On GODMONSTER OF INDIAN FLATS

A look at the legendary 1973 killer sheep cult movie

It’s not easy reviewing a film as singularly fucking insane as Fredric C. Hobbs’ jaw-dropping 1973 freak-out GODMONSTER OF INDIAN FLATS.  So much has been written and spoken about the picture, mostly by people saddling it with the dreaded “so bad it’s good” handle and certainly, it would be easy to dismiss this Something Weird Video favorite as a slab of inept trash made by desert-touched madmen who lapped up too much LSD in the late ’60s. But GODMONSTER is anything but a bad film (more like a baaaaaaad film). Rather it’s an almost experimental, totally unpredictable and fever-pitched horror-western that seems beamed-in from another dimension and it simply refuses to behave by any conventional film structure standards. It leaks a kind of authentic, hard-wired weirdness that so many other phony baloney “cult” filmmakers have forever tried hard to capture, but that’s impossible to fabricate. And while it often feels like a forgotten Alejandro Jodorowsky movie, I’d much rather watch GODMONSTER than THE HOLY MOUNTAIN any day of the week.

The manic plot of GODMONSTER involves a wool-vested cowpoke shepherd who goes to Reno, wins big and is ripped off by a saloon full of cackling goons and snickering whores. He then passes out in the sheep stable, sees a blurry mass of sheep psychedelia and wakes up to find one of the beasts has become a mutant. Soon the local anthropology professor takes both the hungover rube and his freaky sheep to some sort of lab to study the beast, who quickly grows into a wild, shambling mass of a monster that is actually a sculpture created by Hobbs. See, Hobbs’ fimmaking career was more of a sideline to his multi-media art experiments and his writing. He was an abstract multi-hyphenate and a true eccentric who made sure his wild-eyed ideas and weird world-view was blasted on as many platforms as he could muster. That one of said outlets was this incredible picture is certainly one of the greatest things that ever happened to the America counterculture in the 1970s. And no, we’re not joking.
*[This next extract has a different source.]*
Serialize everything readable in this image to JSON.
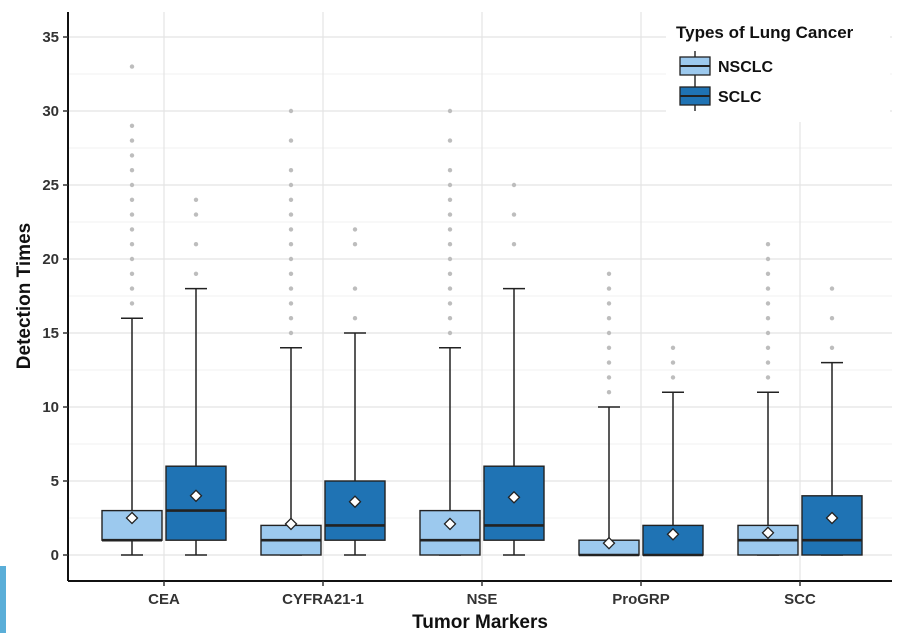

Anyway, while the “Godmonster” is baaa-ing away behind bars, the corrupt Mayor of the dusty, time-warp caught town and his braying, surveillance-equipment fetishist sheriff hatch a plan to toy with and hang a black prospector representing a corporation looking to develop on their land. First they fake a dog’s death, then beat him up, then frame him for a shooting before stringing the poor bastard up. It’s hard to describe this mania but as mental-case as it reads, it actually kind of makes sense in the context of the film. Soon the “Godmonster” escapes – as does the prospector – and the town is running for its life from the poor, shaggy and misunderstood sheep creature. By the time the movie reaches its howling climax, wherein literally everything flies off a cliff in an a fiery mess while the Mayor gets locked into a kind of rapture and more mutant sheep are born, you’ll be picking yourself up off the filthy floor, wondering what the hell you just watched.

GODMONSTER OF INDIAN FLATS is AWESOME. Like, seriously. No irony here. It’s awesome and Hobbs knows exactly what he’s doing, with his rapid-fire, spastic pacing and quick edits and over-the-top characters and impossible scenarios and buried social commentary. It’s the ultimate!

SWV and AGFA team up for this fun-packed Blu-ray release, giving us a 4K scan of one of the only surviving prints of the film. It still looks pretty battered but it’s as good as it gets and plus, how clean do we REALLY want GODMONSTER to be, anyway? In classic SWV release fashion, the disc is larded up with oddball extras, like a turgid UFO sightings “documentary” and a funny-as-fuck school bus safety film plus an entire, barely watchable second feature film, THE LEGEND OF BIGFOOT.

GODMONSTER OF INDIAN FLATS is a work of art made up from gobs of trash and filthy refuse, like a Kuchar brothers film made for the atomic monster set. I’m so sorry I’m just discovering its glories now because, had I seen it earlier, during my formative years, my life might have taken a very different course. But it’s not too late for YOU, reader! Find it! Find it NOW!